American Presidents





John Adams American Presidents Teacher Guide


John Adams and the Spirit of Liberty
March 26, 1999 on C-SPAN
Recommended Use:
College Level

C. Bradley Thompson, author of John Adams and the Spirit of Liberty, discusses the political ideals and writings of the second president.


Before Viewing American Presidents
Instruct students to visit C-SPAN's American Presidents web site to learn about John Adams and his presidency.

As a class, discuss the following: What is a moralist? List professions in which morals are a requirement. Why are morals important to these professions? What would happen if people in these professions lacked morals? Should leaders have morals? Why? As a class, identify situations when lack of moral leadership was detrimental to a country, business, people or religious order. What were the effects? How was the leader treated?

Inform students that they are going to view a talk by college professor C. Bradley Thompson on John Adams and his study of political thought. Mr.

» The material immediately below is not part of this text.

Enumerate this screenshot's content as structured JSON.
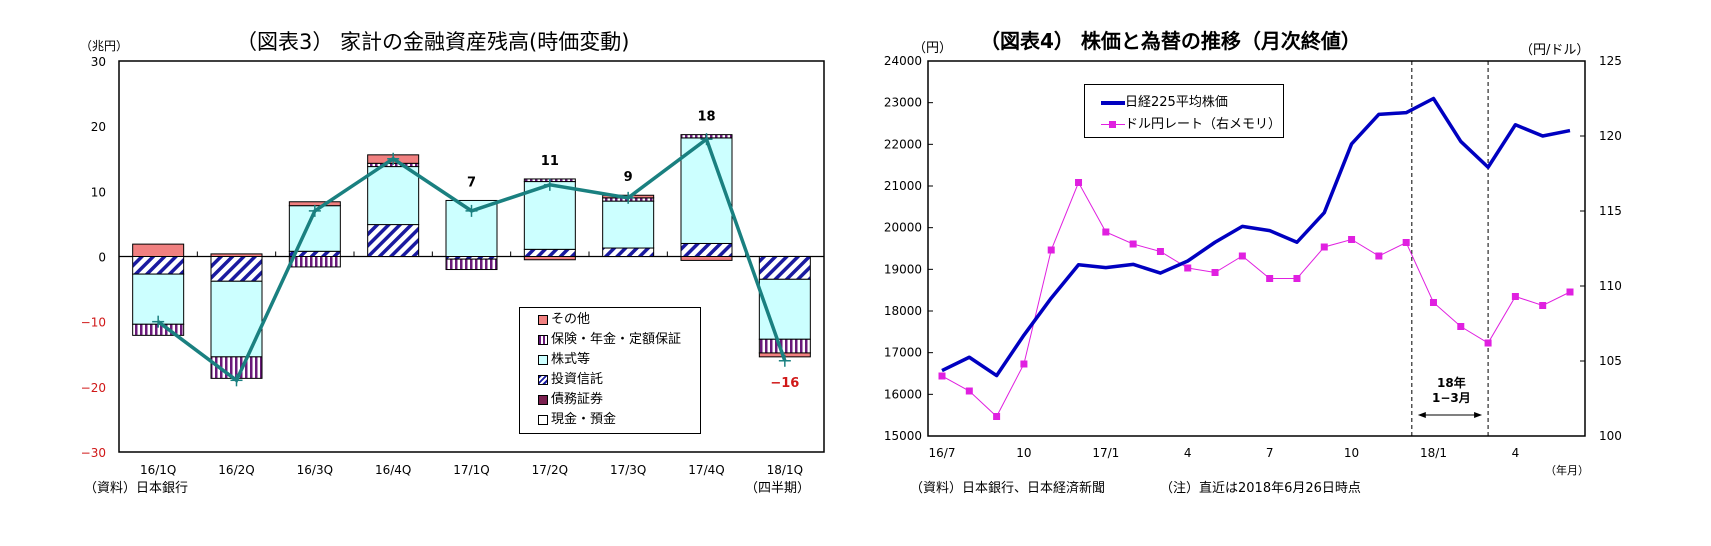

Thompson asserts that John Adams was a moralist and therefore a great statesman - which he considers to be a rarity in presidential leadership today.


While Viewing American Presidents
Directions: During the talk, take notes on how John Adams' principles and leadership intersected with the following concepts of political philosophy:

    1. Architect of American Democracy

    2. Atlas of Independence

    3. American Enlightenment and the Independence Movement

    4. Rewards of Self-rule

    5. Principles of Liberty and Principles of Government

    6. Sensations of Freedom

    7. Danger of Equality

    8. Unchecked Democratization

    9. Conventional vs Natural inequality


After Viewing American Presidents
Divide students into groups of three and assign each group one of the terms discussed above. The student groups should define the term and summarize its meaning in the following time periods: Colonial, Revolutionary and Modern. Students should then discuss how the term was used to explain the political ideals of John Adams and how these ideals hold to today's standards and political climate.

Each group will share their work with the class. Students can present their findings as Professor Thompson did during the program as a lecture. If computers are available, the class can create their own John Adams web site using the contributions from each group for the site content.